En 1915, Alfonso Reyes en La visión del Anáhuac sugiere, entre otras, cosas que el territorio es el primer indicio de la nación, que vivir bajo los volcanes sella un destino. Los pintores tomaron en sus manos iluminar aquellos parajes con los reflectores de la historia. Saturnino Herrán puso a los volcanes de escenografía para el nacimiento espiritual de la raza. Herrán no los describe: son presencias simbólicas.

Diego Rivera abonó generosamente la imbricación de los volcanes y la historia mexicana. En sus murales del Palacio Nacional, los hace acompañantes de las utopías prehispánicas.

Amores de hielo

Telón de fondo de la política pero también de los amores, los volcanes suscitan con frecuencia los ecos de un tema erótico.

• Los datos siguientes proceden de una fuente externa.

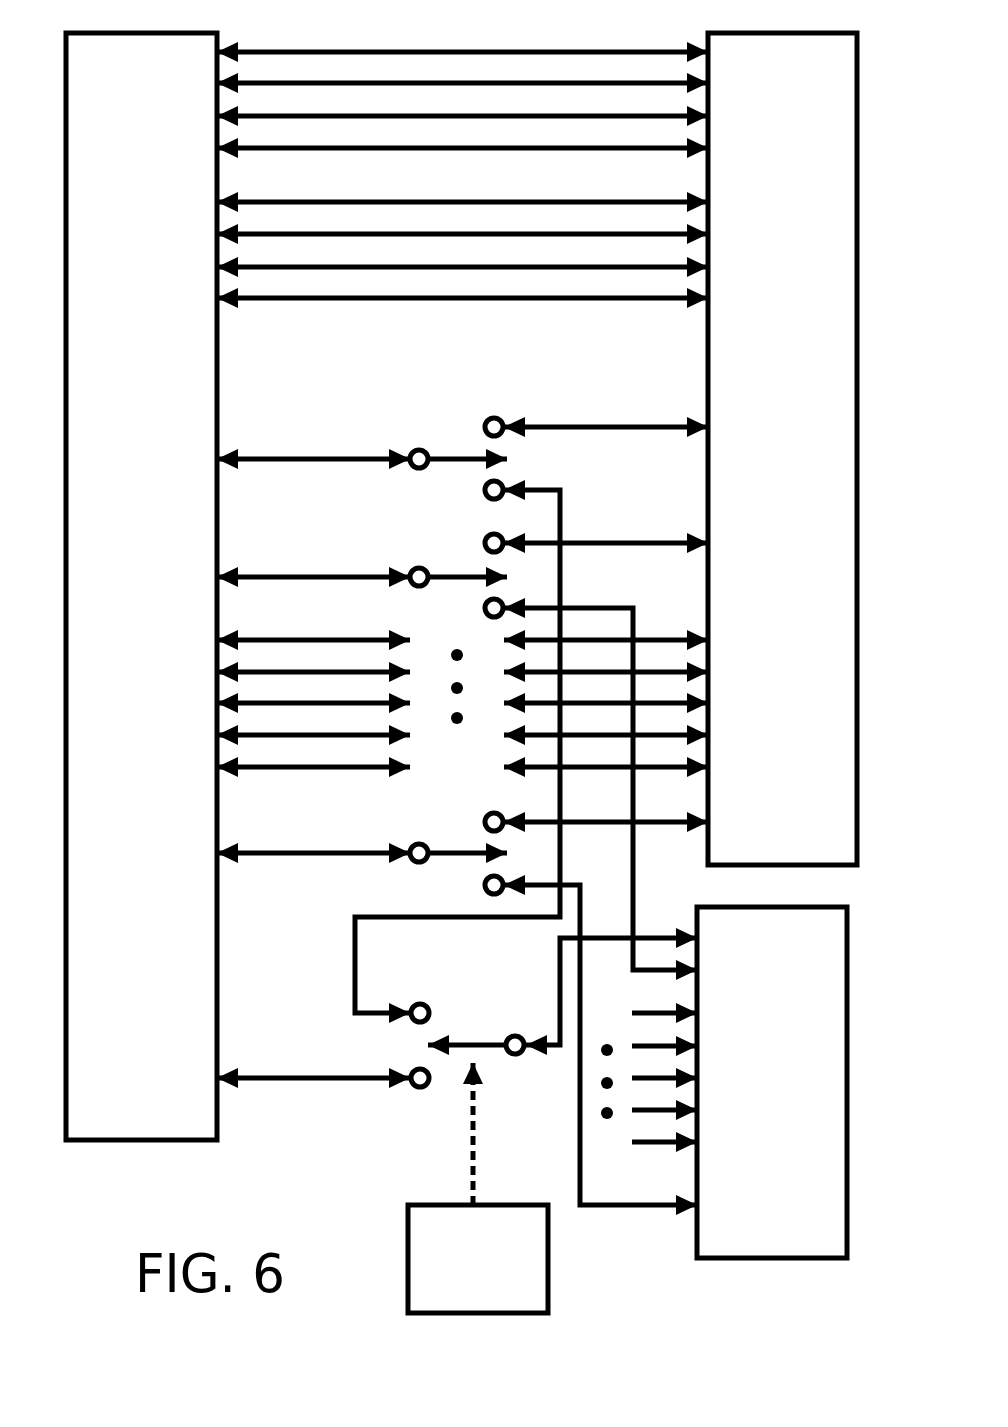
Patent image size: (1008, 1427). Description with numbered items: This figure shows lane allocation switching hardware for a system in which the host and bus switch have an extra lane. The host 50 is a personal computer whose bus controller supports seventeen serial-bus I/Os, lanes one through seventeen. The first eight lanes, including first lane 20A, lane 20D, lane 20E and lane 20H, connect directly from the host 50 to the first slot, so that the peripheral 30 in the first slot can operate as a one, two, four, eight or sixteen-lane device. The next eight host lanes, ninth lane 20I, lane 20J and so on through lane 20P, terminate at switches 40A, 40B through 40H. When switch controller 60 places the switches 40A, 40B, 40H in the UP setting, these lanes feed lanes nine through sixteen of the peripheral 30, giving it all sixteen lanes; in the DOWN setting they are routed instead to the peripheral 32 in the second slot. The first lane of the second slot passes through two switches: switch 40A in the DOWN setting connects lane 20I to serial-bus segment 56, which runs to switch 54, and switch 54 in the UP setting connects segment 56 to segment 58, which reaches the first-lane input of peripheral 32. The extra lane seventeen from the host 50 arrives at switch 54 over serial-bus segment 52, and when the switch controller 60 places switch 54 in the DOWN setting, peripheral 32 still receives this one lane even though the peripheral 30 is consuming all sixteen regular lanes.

The first lane 20A is at (384, 51).
The lane 20D is at (405, 152).
The lane 20E is at (500, 199).
The lane 20H is at (427, 302).
The 9th lane 20I is at (318, 453).
The lane 20J is at (318, 572).
The lane 20P is at (318, 851).
The switch 40A is at (448, 436).
The switch 40B is at (446, 553).
The switch 40H is at (446, 831).
The host 50 is at (152, 720).
The peripheral 30 is at (815, 498).
The peripheral 32 is at (825, 1135).
The serial-bus segment 52 is at (318, 1074).
The switch 54 is at (456, 1026).
The serial-bus segment 56 is at (564, 505).
The segment 58 is at (649, 936).
The switch controller 60 is at (525, 1292).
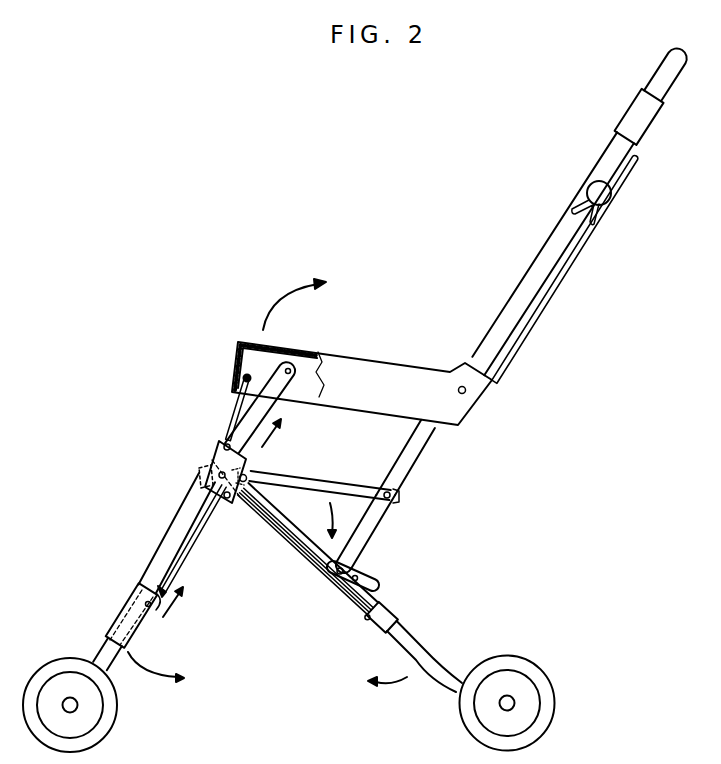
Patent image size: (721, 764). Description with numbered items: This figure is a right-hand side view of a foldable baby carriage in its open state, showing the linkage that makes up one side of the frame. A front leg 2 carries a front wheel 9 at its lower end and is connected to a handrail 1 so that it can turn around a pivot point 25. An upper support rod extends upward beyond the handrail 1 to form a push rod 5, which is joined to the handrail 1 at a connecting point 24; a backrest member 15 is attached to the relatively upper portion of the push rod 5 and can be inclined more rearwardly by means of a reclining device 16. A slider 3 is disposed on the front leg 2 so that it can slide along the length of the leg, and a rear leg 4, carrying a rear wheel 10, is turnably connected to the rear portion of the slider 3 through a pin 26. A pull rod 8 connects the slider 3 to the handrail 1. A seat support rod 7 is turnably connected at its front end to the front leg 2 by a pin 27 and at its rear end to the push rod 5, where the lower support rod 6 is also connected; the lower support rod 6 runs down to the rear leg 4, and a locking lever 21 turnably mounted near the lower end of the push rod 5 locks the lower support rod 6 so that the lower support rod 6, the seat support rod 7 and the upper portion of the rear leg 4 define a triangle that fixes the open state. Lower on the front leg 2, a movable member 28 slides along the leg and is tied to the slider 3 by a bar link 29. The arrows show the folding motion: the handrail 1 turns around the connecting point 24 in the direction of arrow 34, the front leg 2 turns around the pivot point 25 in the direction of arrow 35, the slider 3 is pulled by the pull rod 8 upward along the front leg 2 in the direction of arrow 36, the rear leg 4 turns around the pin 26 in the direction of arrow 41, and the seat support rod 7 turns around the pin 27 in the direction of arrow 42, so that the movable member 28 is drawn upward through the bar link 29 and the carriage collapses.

The handrail 1 is at (372, 363).
The front leg 2 is at (182, 531).
The slider 3 is at (214, 458).
The rear leg 4 is at (418, 651).
The push rod 5 is at (430, 447).
The lower support rod 6 is at (375, 520).
The seat support rod 7 is at (334, 490).
The pull rod 8 is at (237, 410).
The front wheel 9 is at (73, 659).
The rear wheel 10 is at (555, 700).
The backrest member 15 is at (575, 273).
The reclining device 16 is at (606, 200).
The locking lever 21 is at (375, 581).
The connecting point 24 is at (467, 394).
The pivot point 25 is at (289, 364).
The pin 26 is at (248, 477).
The pin 27 is at (199, 473).
The movable member 28 is at (128, 606).
The bar link 29 is at (192, 547).
The arrow 34 is at (285, 292).
The arrow 35 is at (146, 672).
The arrow 36 is at (280, 440).
The arrow 41 is at (394, 684).
The arrow 42 is at (327, 510).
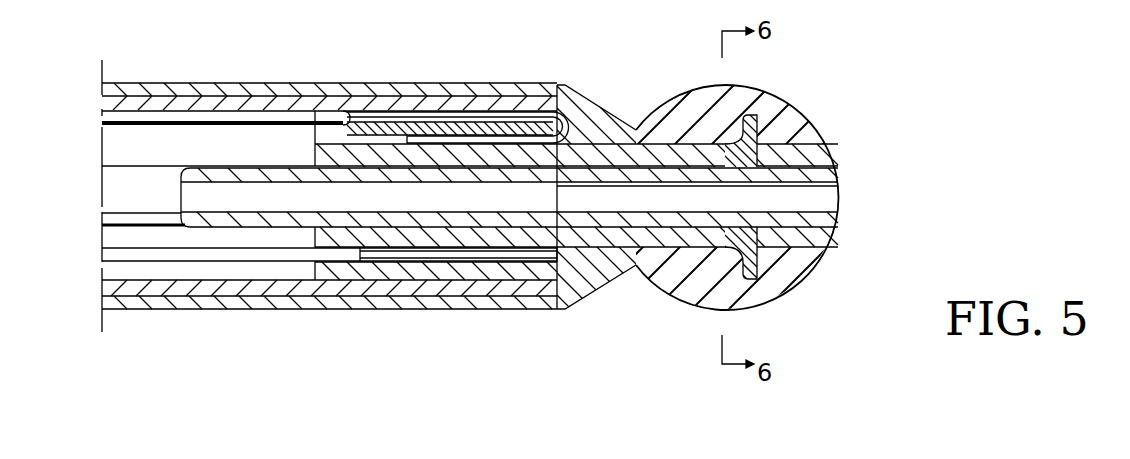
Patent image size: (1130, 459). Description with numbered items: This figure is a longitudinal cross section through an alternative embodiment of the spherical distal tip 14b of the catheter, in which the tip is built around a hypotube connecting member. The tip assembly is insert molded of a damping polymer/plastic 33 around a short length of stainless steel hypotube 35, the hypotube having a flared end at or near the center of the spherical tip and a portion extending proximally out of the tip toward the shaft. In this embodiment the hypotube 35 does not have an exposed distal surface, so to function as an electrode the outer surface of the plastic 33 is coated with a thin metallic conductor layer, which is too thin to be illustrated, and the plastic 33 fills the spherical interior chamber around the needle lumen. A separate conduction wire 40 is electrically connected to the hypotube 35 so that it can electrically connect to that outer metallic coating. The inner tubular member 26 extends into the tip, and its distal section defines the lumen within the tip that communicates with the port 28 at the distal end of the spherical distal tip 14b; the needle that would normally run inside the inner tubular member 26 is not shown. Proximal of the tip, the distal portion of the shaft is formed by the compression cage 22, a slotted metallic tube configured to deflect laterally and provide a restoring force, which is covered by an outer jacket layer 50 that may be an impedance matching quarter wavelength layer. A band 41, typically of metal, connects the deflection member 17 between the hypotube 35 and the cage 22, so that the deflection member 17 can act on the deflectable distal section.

La leyenda de los volcanes está teñida de referencias amorosas. Es una imagen de la unión imperfecta o del amor trágico. Así sucede en el famoso poema de Santos Chocano, que convierte al Popo y al Izta en personajes de una versión de Romeo y Julieta.

La retórica del paisaje

Los volcanes no son tan frecuentes como se pudiera pensar en el arte mexicano del siglo XX. Uno de los motivos fue el monopolio de Gerardo Murillo, que hizo de los volcanes, un tema al que dedicó no sólo sus pinturas y dibujos, sino muchos de sus libros de creación y de estudio científico. El volcán para el Doctor Atl era un punto de contacto: el lugar donde se concentran las fuerzas del cosmos. Sus volcanes están siempre sometidos a la oscilación de un espacio curvilíneo, y por tanto inestable y activo. 

Para Siqueiros y Frida Kahlo, el volcán toma el carácter de signo apocalíptico: boca de donde brotan o donde se hunden manifestaciones de poderío.

Doble retractación

 

Los volcanes han quedado ocultos detrás de la nata que todas las mañanas hace denso nuestro cielo. 


Los artistas parecen no haberlos olvidado del todo. Son muchos los impulsos y también las formas en que reaparecen los volcanes en las obras contemporáneas. Vicente Rojo, por ejemplo, ha revelado apenas hace dos anos una nueva serie de pinturas titulada Pirámides y volcanes. Jan Hedrix, artista holandés radicado en México desde 1979, realizó a mediados de los ochenta una notable serie de serigrafías bajo el título común de Cerro Negro. Desde una perspectiva más abstracta, Isabel Leñero pinta una idea mínima del volcán: la hendidura, el fuego y el chorro de magma, también como paralelos naturales de los procesos íntimos.

Los volcanes no podían estar ausentes en la pintura que la última década ha puesto a circular en una nueva versión de los emblemas nacionales, entre guadalupanas, coatlicues y corazones sangrantes. Ocurre así, por ejemplo, en el cuadro de Utopía (1992), de Mario Rangel Faz. Diego Toledo en cambio, los integra en La región más transparente (1990) en una visión alegórica de la ciudad.

Adolfo Patiño (1954) ofrece una variación interesante del volcán, como parte de la tabla periódica de los elementos patrios. Él ha hecho la recuperación de lo mexicano pero bajo una matriz de índole conceptual. Este, junto con Juan Francisco Elso ejemplifican una corriente conceptual y ritualista de creciente importancia en el arte latinoamericano.